Oh wouldn't that be wonderful?

Then I have to write off a note on religion for my friend David because he is apparently "intrigued" by my views on religion, so that will take some time to actually sit down and organize so it makes sense.  I mean, I'm not sure if you've noticed but my mind isn't a very clean, organized place.  Nope, not at all.

But no really...don't people have to like go to work soon?  Bah.  I hate people!  And I hate Top 40's Stations.

And I hate Anne Boleyn.

-Syetlana

Saturday, May 1, 2010

Just A Small Town Girl

Actually, I'm not entirely sure what I technically "am". I mean, I lived in small towns in North Carolina and Nebraska, but in Pennsylvania I lived on the outskirts of Pittsburgh. Even here in Washington, the "small town" I live in is influenced heavily by nearby Seattle. I love the city with all its commotion and noise.
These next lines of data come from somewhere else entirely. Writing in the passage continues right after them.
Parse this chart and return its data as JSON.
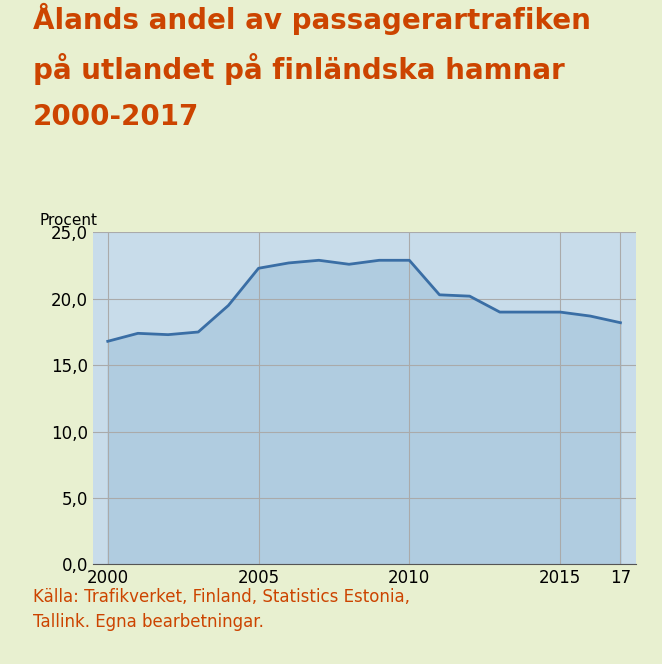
{
  "title_line1": "Ålands andel av passagerartrafiken",
  "title_line2": "på utlandet på finländska hamnar",
  "title_line3": "2000-2017",
  "ylabel": "Procent",
  "source_text": "Källa: Trafikverket, Finland, Statistics Estonia,\nTallink. Egna bearbetningar.",
  "background_color": "#e8f0d0",
  "plot_background_color": "#c8dcea",
  "title_color": "#cc4400",
  "source_color": "#cc4400",
  "line_color": "#3a6ea5",
  "fill_color": "#b0cce0",
  "years": [
    2000,
    2001,
    2002,
    2003,
    2004,
    2005,
    2006,
    2007,
    2008,
    2009,
    2010,
    2011,
    2012,
    2013,
    2014,
    2015,
    2016,
    2017
  ],
  "values": [
    16.8,
    17.4,
    17.3,
    17.5,
    19.5,
    22.3,
    22.7,
    22.9,
    22.6,
    22.9,
    22.9,
    20.3,
    20.2,
    19.0,
    19.0,
    19.0,
    18.7,
    18.2
  ],
  "ylim": [
    0,
    25
  ],
  "yticks": [
    0.0,
    5.0,
    10.0,
    15.0,
    20.0,
    25.0
  ],
  "xticks": [
    2000,
    2005,
    2010,
    2015,
    2017
  ],
  "xtick_labels": [
    "2000",
    "2005",
    "2010",
    "2015",
    "17"
  ],
  "grid_color": "#aaaaaa",
  "ylabel_fontsize": 11,
  "title_fontsize": 20,
  "tick_fontsize": 12,
  "source_fontsize": 12
}
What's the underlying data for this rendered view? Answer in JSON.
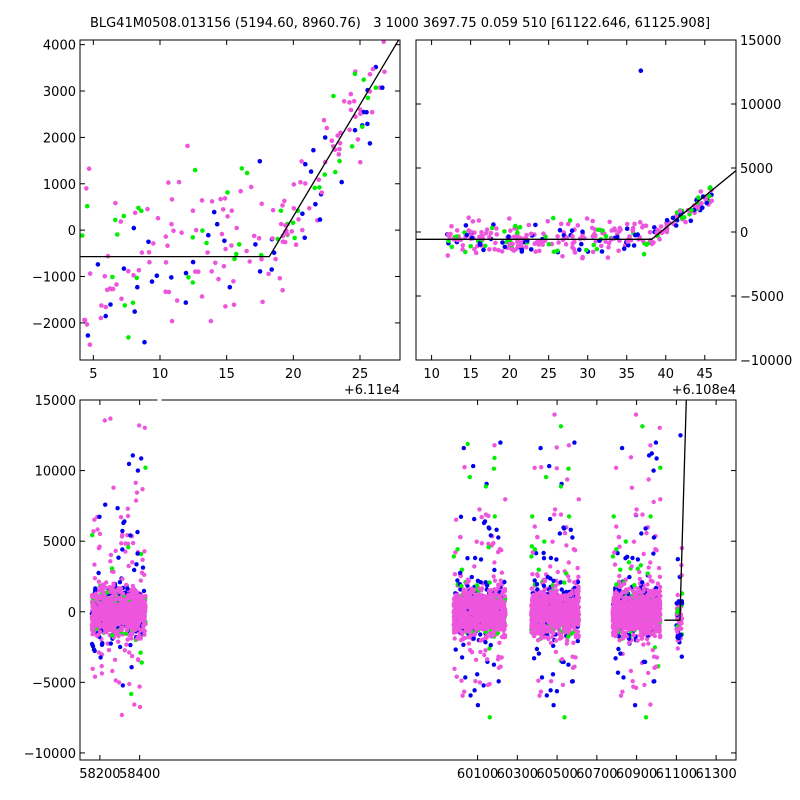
{
  "title": "BLG41M0508.013156 (5194.60, 8960.76)   3 1000 3697.75 0.059 510 [61122.646, 61125.908]",
  "colors": {
    "blue": "#0000ee",
    "green": "#00ee00",
    "magenta": "#ee55dd",
    "line": "#000000"
  },
  "chart_data": [
    {
      "name": "top-left-zoom",
      "type": "scatter",
      "xlim": [
        61104,
        61128
      ],
      "ylim": [
        -2800,
        4100
      ],
      "x_ticks": [
        5,
        10,
        15,
        20,
        25
      ],
      "x_tick_labels": [
        "5",
        "10",
        "15",
        "20",
        "25"
      ],
      "y_ticks": [
        -2000,
        -1000,
        0,
        1000,
        2000,
        3000,
        4000
      ],
      "y_tick_labels": [
        "−2000",
        "−1000",
        "0",
        "1000",
        "2000",
        "3000",
        "4000"
      ],
      "offset_label": "+6.11e4",
      "model_line": {
        "x": [
          61104,
          61118.2,
          61128
        ],
        "y": [
          -570,
          -570,
          4150
        ]
      }
    },
    {
      "name": "top-right-zoom",
      "type": "scatter",
      "xlim": [
        61088,
        61129
      ],
      "ylim": [
        -10000,
        15000
      ],
      "x_ticks": [
        10,
        15,
        20,
        25,
        30,
        35,
        40,
        45
      ],
      "x_tick_labels": [
        "10",
        "15",
        "20",
        "25",
        "30",
        "35",
        "40",
        "45"
      ],
      "y_ticks": [
        -10000,
        -5000,
        0,
        5000,
        10000,
        15000
      ],
      "y_tick_labels": [
        "−10000",
        "−5000",
        "0",
        "5000",
        "10000",
        "15000"
      ],
      "offset_label": "+6.108e4",
      "model_line": {
        "x": [
          61088,
          61118.2,
          61129
        ],
        "y": [
          -570,
          -570,
          4800
        ]
      }
    },
    {
      "name": "bottom-full",
      "type": "scatter",
      "xlim": [
        58100,
        61400
      ],
      "ylim": [
        -10500,
        15000
      ],
      "x_ticks": [
        58200,
        58400,
        60100,
        60300,
        60500,
        60700,
        60900,
        61100,
        61300
      ],
      "x_tick_labels": [
        "58200",
        "58400",
        "60100",
        "60300",
        "60500",
        "60700",
        "60900",
        "61100",
        "61300"
      ],
      "y_ticks": [
        -10000,
        -5000,
        0,
        5000,
        10000,
        15000
      ],
      "y_tick_labels": [
        "−10000",
        "−5000",
        "0",
        "5000",
        "10000",
        "15000"
      ],
      "seasons": [
        [
          58160,
          58430
        ],
        [
          59980,
          60240
        ],
        [
          60370,
          60610
        ],
        [
          60780,
          61020
        ],
        [
          61100,
          61130
        ]
      ],
      "model_line": {
        "x": [
          61040,
          61118,
          61150
        ],
        "y": [
          -600,
          -600,
          15000
        ]
      }
    }
  ]
}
I love the small town with its laid back attitudes and easy pace.

But, as the next line of the song goes, I definitely feel as if I'm living in a lonely world. Not lonely enough that I would completely consider if akin to solitary confinement though. Sometimes people come through. Sometimes they even stay awhile. And then something in their life calls them away...
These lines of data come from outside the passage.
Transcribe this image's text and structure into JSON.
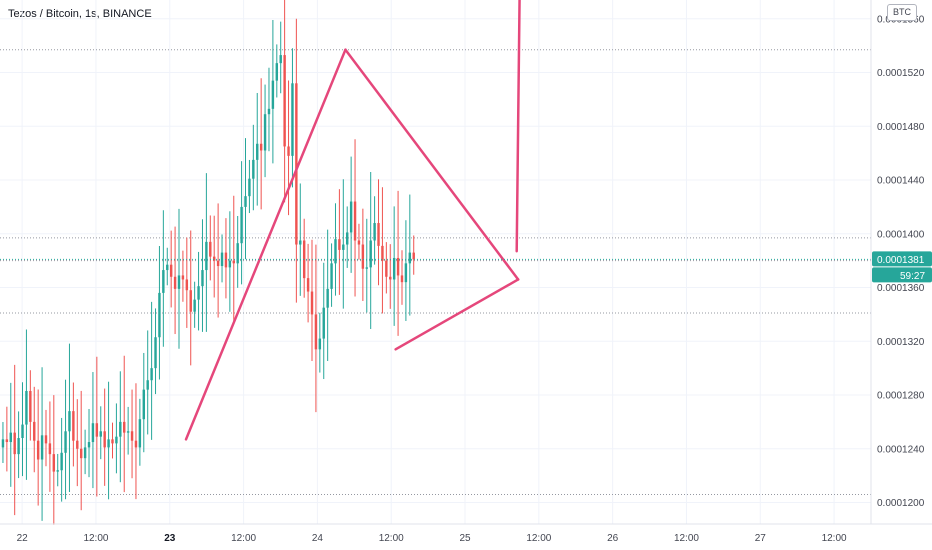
{
  "header": {
    "title": "Tezos / Bitcoin, 1s, BINANCE",
    "currency_badge": "BTC"
  },
  "colors": {
    "up": "#26a69a",
    "down": "#ef5350",
    "drawing": "#e5477b",
    "price_line": "#26a69a",
    "grid": "#f0f3fa",
    "dotted": "#9598a1"
  },
  "chart_data": {
    "type": "candlestick",
    "title": "Tezos / Bitcoin, 1s, BINANCE",
    "x_ticks": [
      {
        "label": "22",
        "t": 0.1,
        "bold": false
      },
      {
        "label": "12:00",
        "t": 0.6,
        "bold": false
      },
      {
        "label": "23",
        "t": 1.1,
        "bold": true
      },
      {
        "label": "12:00",
        "t": 1.6,
        "bold": false
      },
      {
        "label": "24",
        "t": 2.1,
        "bold": false
      },
      {
        "label": "12:00",
        "t": 2.6,
        "bold": false
      },
      {
        "label": "25",
        "t": 3.1,
        "bold": false
      },
      {
        "label": "12:00",
        "t": 3.6,
        "bold": false
      },
      {
        "label": "26",
        "t": 4.1,
        "bold": false
      },
      {
        "label": "12:00",
        "t": 4.6,
        "bold": false
      },
      {
        "label": "27",
        "t": 5.1,
        "bold": false
      },
      {
        "label": "12:00",
        "t": 5.6,
        "bold": false
      }
    ],
    "y_ticks": [
      {
        "label": "0.0001560",
        "v": 0.000156
      },
      {
        "label": "0.0001520",
        "v": 0.000152
      },
      {
        "label": "0.0001480",
        "v": 0.000148
      },
      {
        "label": "0.0001440",
        "v": 0.000144
      },
      {
        "label": "0.0001400",
        "v": 0.00014
      },
      {
        "label": "0.0001360",
        "v": 0.000136
      },
      {
        "label": "0.0001320",
        "v": 0.000132
      },
      {
        "label": "0.0001280",
        "v": 0.000128
      },
      {
        "label": "0.0001240",
        "v": 0.000124
      },
      {
        "label": "0.0001200",
        "v": 0.00012
      }
    ],
    "ylim": [
      0.0001184,
      0.0001574
    ],
    "xlim": [
      -0.05,
      5.85
    ],
    "current_price": {
      "label": "0.0001381",
      "v": 0.0001381
    },
    "countdown": "59:27",
    "horizontal_levels": [
      0.0001537,
      0.0001397,
      0.000138,
      0.0001341,
      0.0001206
    ],
    "candles_t0": -0.03,
    "candles_dt": 0.0265,
    "closes": [
      0.0001247,
      0.0001245,
      0.0001252,
      0.0001236,
      0.0001248,
      0.0001258,
      0.0001283,
      0.000126,
      0.0001246,
      0.0001232,
      0.000125,
      0.0001244,
      0.0001236,
      0.0001223,
      0.0001224,
      0.0001237,
      0.0001253,
      0.0001268,
      0.0001246,
      0.000124,
      0.0001233,
      0.0001241,
      0.0001245,
      0.0001259,
      0.0001249,
      0.0001253,
      0.0001241,
      0.0001247,
      0.0001244,
      0.0001249,
      0.000126,
      0.0001252,
      0.0001253,
      0.0001246,
      0.0001241,
      0.0001262,
      0.0001284,
      0.0001291,
      0.00013,
      0.0001323,
      0.0001356,
      0.0001373,
      0.0001377,
      0.0001368,
      0.0001359,
      0.0001369,
      0.0001366,
      0.0001358,
      0.0001342,
      0.0001351,
      0.0001361,
      0.0001373,
      0.0001394,
      0.0001383,
      0.000138,
      0.0001376,
      0.0001386,
      0.0001375,
      0.000138,
      0.0001378,
      0.0001393,
      0.000142,
      0.0001428,
      0.0001441,
      0.0001455,
      0.0001467,
      0.0001462,
      0.0001489,
      0.0001493,
      0.0001514,
      0.0001527,
      0.0001533,
      0.0001465,
      0.0001458,
      0.0001512,
      0.0001392,
      0.0001395,
      0.0001367,
      0.0001357,
      0.000134,
      0.0001314,
      0.0001322,
      0.0001345,
      0.0001359,
      0.0001378,
      0.0001396,
      0.0001388,
      0.0001392,
      0.0001401,
      0.0001424,
      0.0001395,
      0.0001392,
      0.0001374,
      0.0001375,
      0.0001395,
      0.0001408,
      0.0001391,
      0.000138,
      0.0001368,
      0.0001366,
      0.0001382,
      0.0001369,
      0.0001364,
      0.0001378,
      0.0001386,
      0.0001381
    ]
  }
}
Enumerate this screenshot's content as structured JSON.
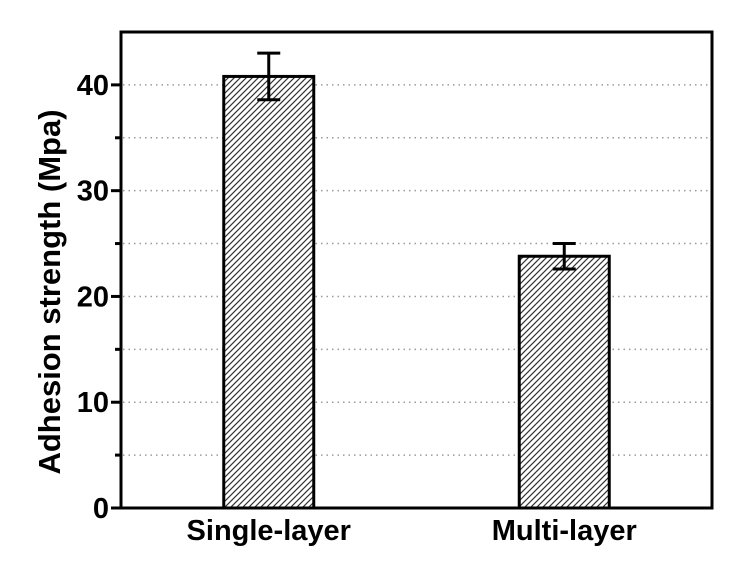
{
  "chart_data": {
    "type": "bar",
    "categories": [
      "Single-layer",
      "Multi-layer"
    ],
    "values": [
      40.8,
      23.8
    ],
    "error_bars": [
      2.2,
      1.2
    ],
    "title": "",
    "xlabel": "",
    "ylabel": "Adhesion strength (Mpa)",
    "ylim": [
      0,
      45
    ],
    "yticks_major": [
      0,
      10,
      20,
      30,
      40
    ],
    "ytick_labels": [
      "0",
      "10",
      "20",
      "30",
      "40"
    ],
    "yticks_minor": [
      5,
      15,
      25,
      35
    ],
    "gridline_values": [
      5,
      10,
      15,
      20,
      25,
      30,
      35,
      40
    ],
    "grid_style": "dotted horizontal",
    "legend": "none",
    "bar_fill": "white with black diagonal hatch",
    "colors": {
      "axis": "#000000",
      "text": "#000000",
      "grid": "#9b9b9b",
      "hatch": "#333333",
      "background": "#ffffff"
    }
  }
}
So I just really want me to be the something in someone's life that calls to them. Gah, how utterly sappy of me. I should stop reading shoujo manga...

In other news...I am incredibly happy and content. I got the boy and that's all I could want right now. Sure we've had a few misunderstands and minor things we had to deal with but for the first time I have a boyfriend who can act like an adult. And I don't have to explain to him where Haiti is. Life, is good =3

Tuesday, April 13, 2010

Black Hole

I'm not entirely sure how much more sitting in the background I can take. I feel my entire life so far has been like watching everything unfold on television. I feel like a failure. I can't hold onto anything for long. I can't keep to what I say I'm going to keep to.

I make goals I never reach.

On the turning of the year, I said I'd do things for myself. That for once in my life, I would thinking of myself FIRST and everything else would follow second. But I haven't. While I haven't been miserable per say, I've been fairly unhappy. I feel like I'm stopped in place and everything is moving around me so quickly. Things are happening and I don't have a voice in any of it. I never did and I never will.

And I like him more than I said I did. I'll never let on how much he means to me, and instead I'll be there when he needs me because he's busy being bummed out that his best friend who he has fallen for won't leave her boyfriend for him.

I'm always helping pick everyone else up....but no one wants to help me.